Ministerstwo Zdrowia codziennie zlicza i podaje liczby: wykonanych testów, liczbę zakażonych, liczbę ozdrowiałych i liczbę zmarłych na Covid-19. Ci ostatni nazywani są ofiarami koronawirusa, choć tak na dobrą sprawę chyba nikt z nich nie umarł bezpośrednio w wyniku choroby spowodowanej przez SARS-CoV-2. Podeszły wiek, choroby towarzyszące czy inne problemy ze zdrowiem, często wszystko na raz…
Równie dobrze można badać pod kątem nosicielstwa koronawirusa ofirary wypadków komunikacyjnych czy samobójców i wliczać ich do koronastatystyk. W końcu “u zmarłego stwierdzono koronawirusa”. Oczywiście, jeśli się mylę, to poprawcie. Może przez niedoinformowanie tkwię w błędzie i żyję w przeświadczeniu, że prawdziwych ofiar Covid-19 należy szukać gdzieś indziej.
Prawdziwe ofiary Covid-19
Prawdziwymi ofiarami pandemii koronawirusa są wszyscy ludzie, którym zabrano prawa człowieka. Wolność. Godność. Równość. Sprawiedliwość. Decydowanie o swoim życiu. Uczestnictwo w życiu publicznym. Dostęp do nauki. Dostęp do rozrywki. Dostęp do aktywności fizycznej. Dostęp do ochrony zdrowia. I tak można sobie wymieniać, dodając osobiste śmierci: pracę, małżeństwa, projekty, biznesy, plany…
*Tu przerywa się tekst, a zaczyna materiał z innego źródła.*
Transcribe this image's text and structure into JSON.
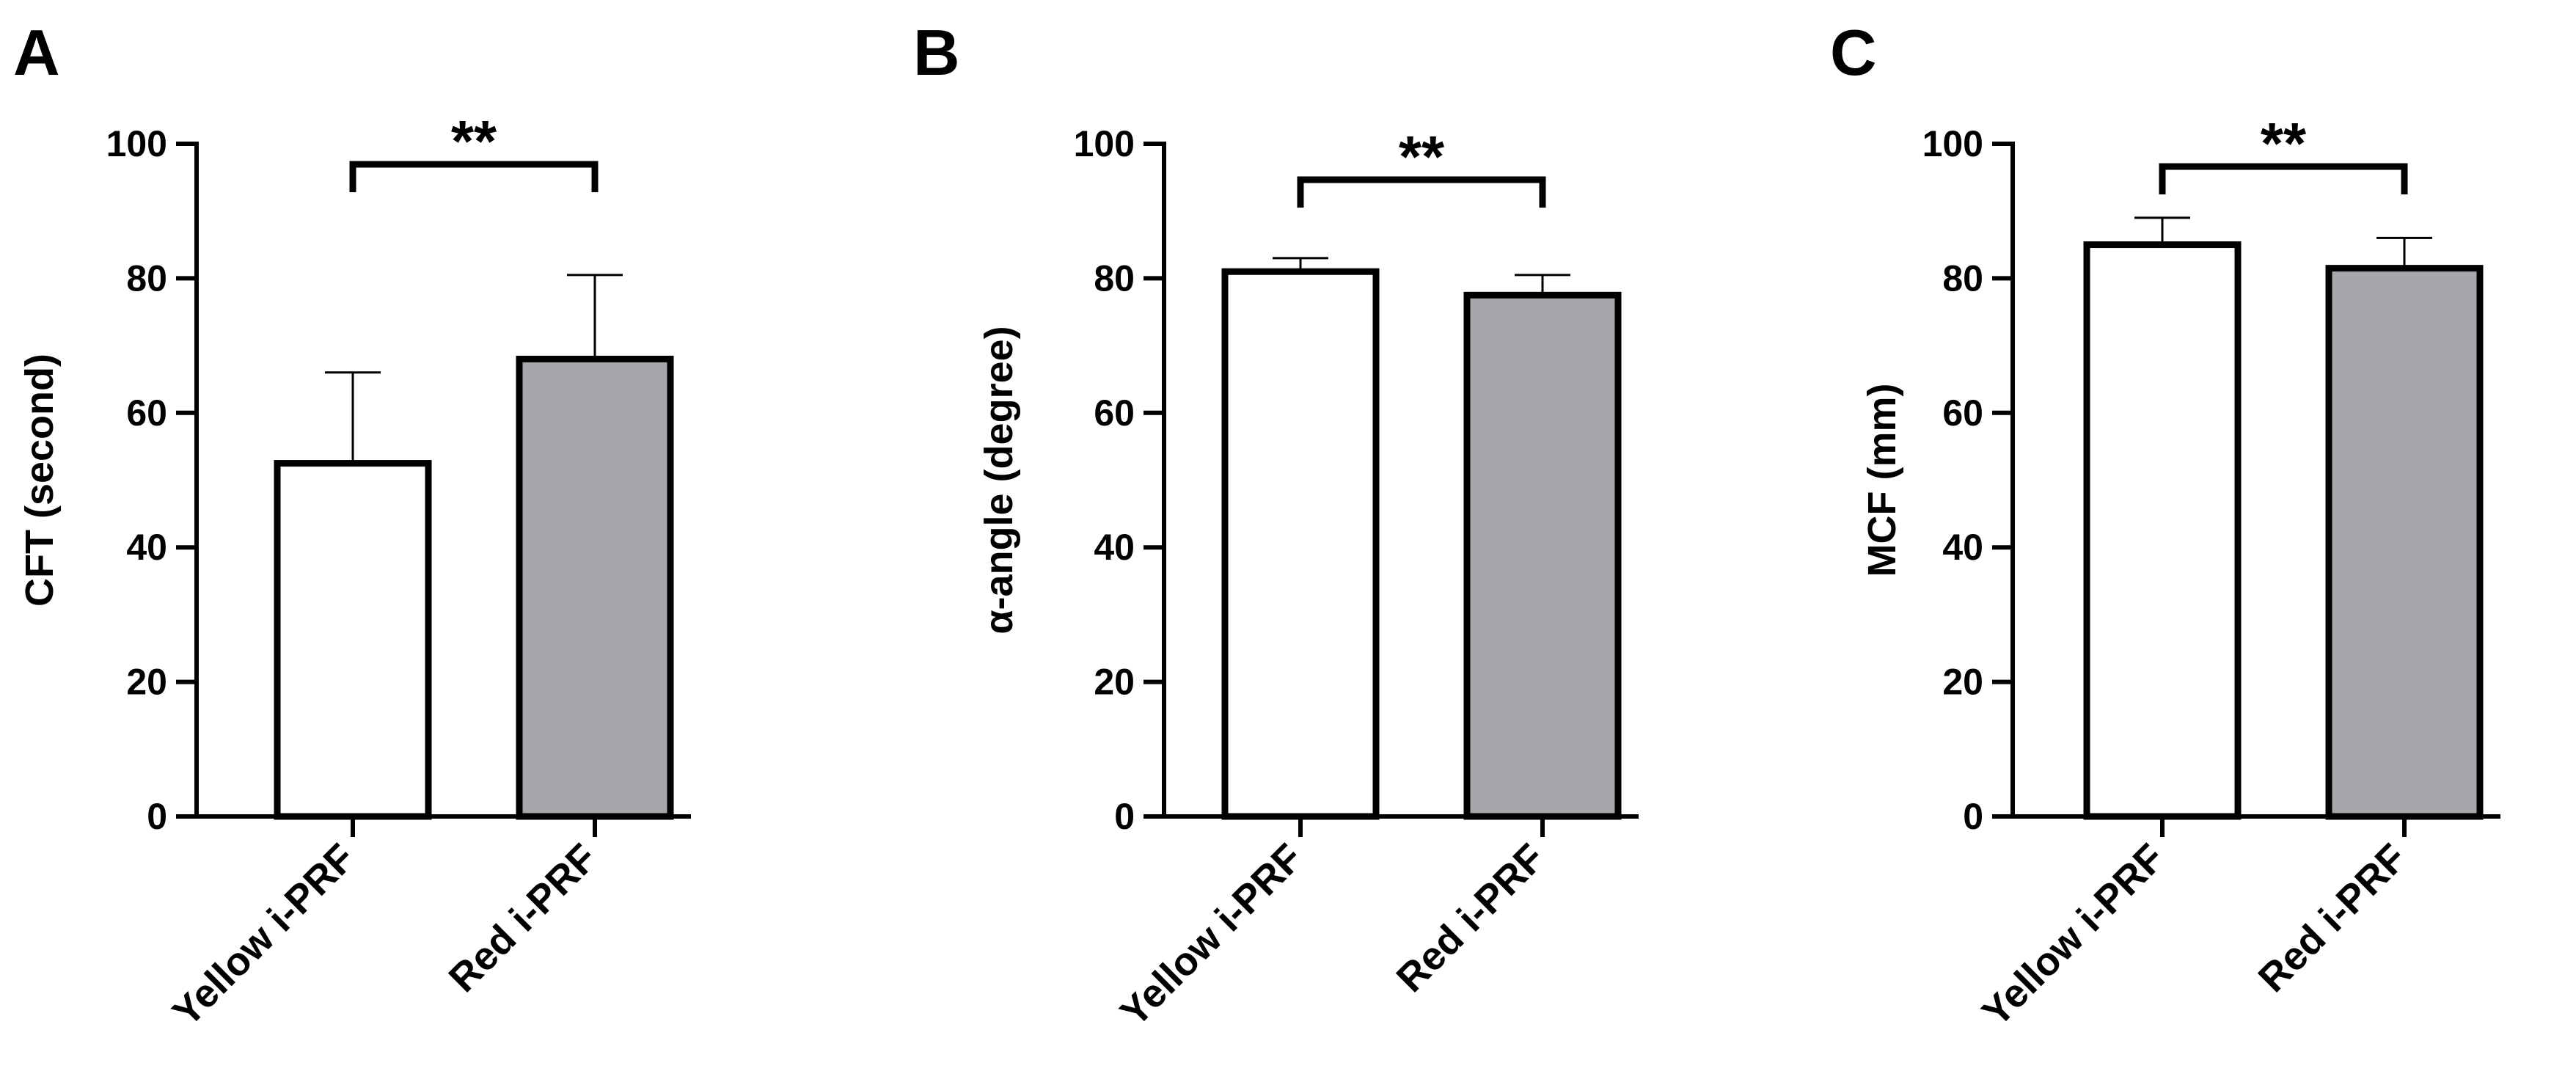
{
  "chart_data": [
    {
      "type": "bar",
      "panel_label": "A",
      "categories": [
        "Yellow i-PRF",
        "Red i-PRF"
      ],
      "values": [
        52.5,
        68
      ],
      "errors": [
        13.5,
        12.5
      ],
      "ylabel": "CFT (second)",
      "ylim": [
        0,
        100
      ],
      "yticks": [
        "0",
        "20",
        "40",
        "60",
        "80",
        "100"
      ],
      "bar_colors": [
        "#ffffff",
        "#a7a6ab"
      ],
      "significance": "**"
    },
    {
      "type": "bar",
      "panel_label": "B",
      "categories": [
        "Yellow i-PRF",
        "Red i-PRF"
      ],
      "values": [
        81,
        77.5
      ],
      "errors": [
        2,
        3
      ],
      "ylabel": "α-angle (degree)",
      "ylim": [
        0,
        100
      ],
      "yticks": [
        "0",
        "20",
        "40",
        "60",
        "80",
        "100"
      ],
      "bar_colors": [
        "#ffffff",
        "#a7a6ab"
      ],
      "significance": "**"
    },
    {
      "type": "bar",
      "panel_label": "C",
      "categories": [
        "Yellow i-PRF",
        "Red i-PRF"
      ],
      "values": [
        85,
        81.5
      ],
      "errors": [
        4,
        4.5
      ],
      "ylabel": "MCF (mm)",
      "ylim": [
        0,
        100
      ],
      "yticks": [
        "0",
        "20",
        "40",
        "60",
        "80",
        "100"
      ],
      "bar_colors": [
        "#ffffff",
        "#a7a6ab"
      ],
      "significance": "**"
    }
  ]
}
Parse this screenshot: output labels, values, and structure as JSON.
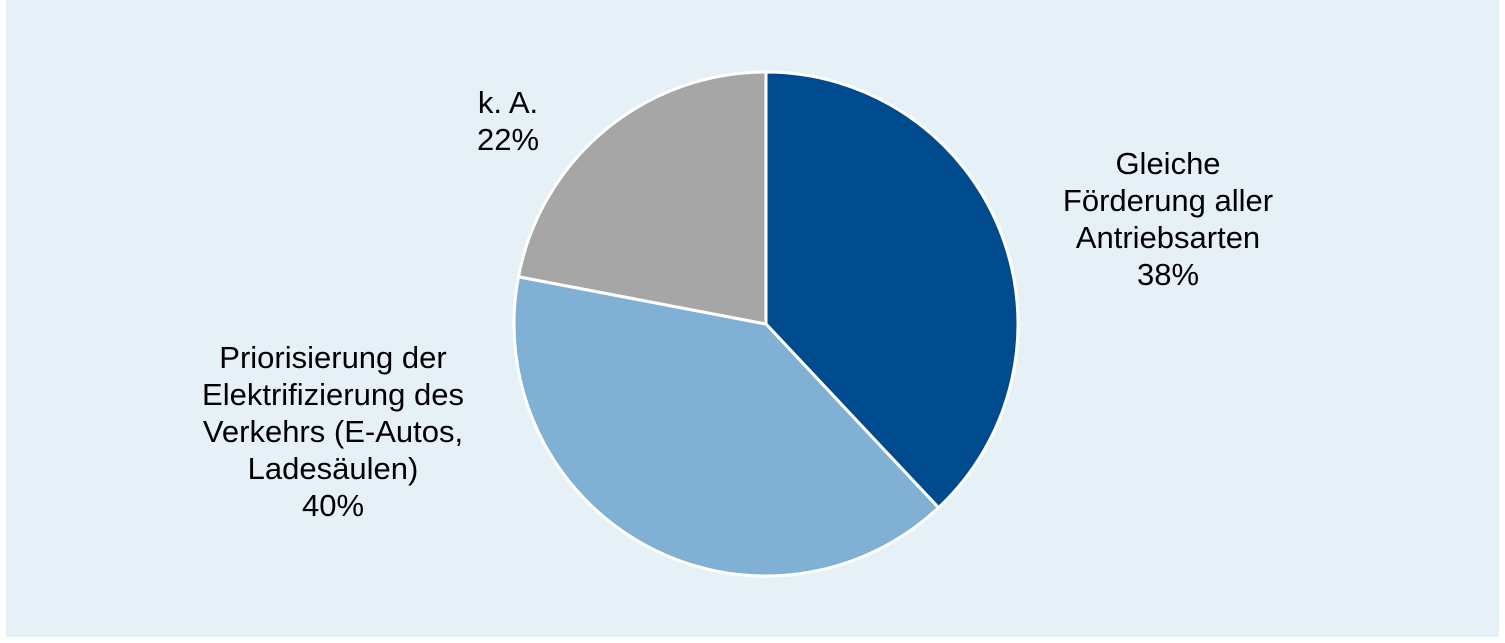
{
  "chart_data": {
    "type": "pie",
    "slices": [
      {
        "label_lines": [
          "Gleiche",
          "Förderung aller",
          "Antriebsarten"
        ],
        "value": 38,
        "value_label": "38%",
        "color": "#004b8d"
      },
      {
        "label_lines": [
          "Priorisierung der",
          "Elektrifizierung des",
          "Verkehrs (E-Autos,",
          "Ladesäulen)"
        ],
        "value": 40,
        "value_label": "40%",
        "color": "#80b1d5"
      },
      {
        "label_lines": [
          "k. A."
        ],
        "value": 22,
        "value_label": "22%",
        "color": "#a6a6a6"
      }
    ],
    "start_angle": "12 o'clock",
    "direction": "clockwise",
    "background_color": "#e6f0f7",
    "slice_border_color": "#ffffff"
  }
}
Koronawirus zabił świat, w jakim do tej pory żyliśmy. Świat, jaki znaliśmy, tworzyliśmy i jaki chcieliśmy przekazać naszym dzieciom. I nic z tym nie możemy zrobić. Jesteśmy na to za mali i za małe są nasze sprawy, aby przełamać i pokonać restrykcje. Pewnie odzyskamy część tego, co straciliśmy, ale będzie to jakiś kompromis i coś w zamian będziemy musieli oddać.
I najgorsze, że końca nie widać… a ile osób skończy na depresję przez to zamknięcie. Tego już nikt nie zliczy.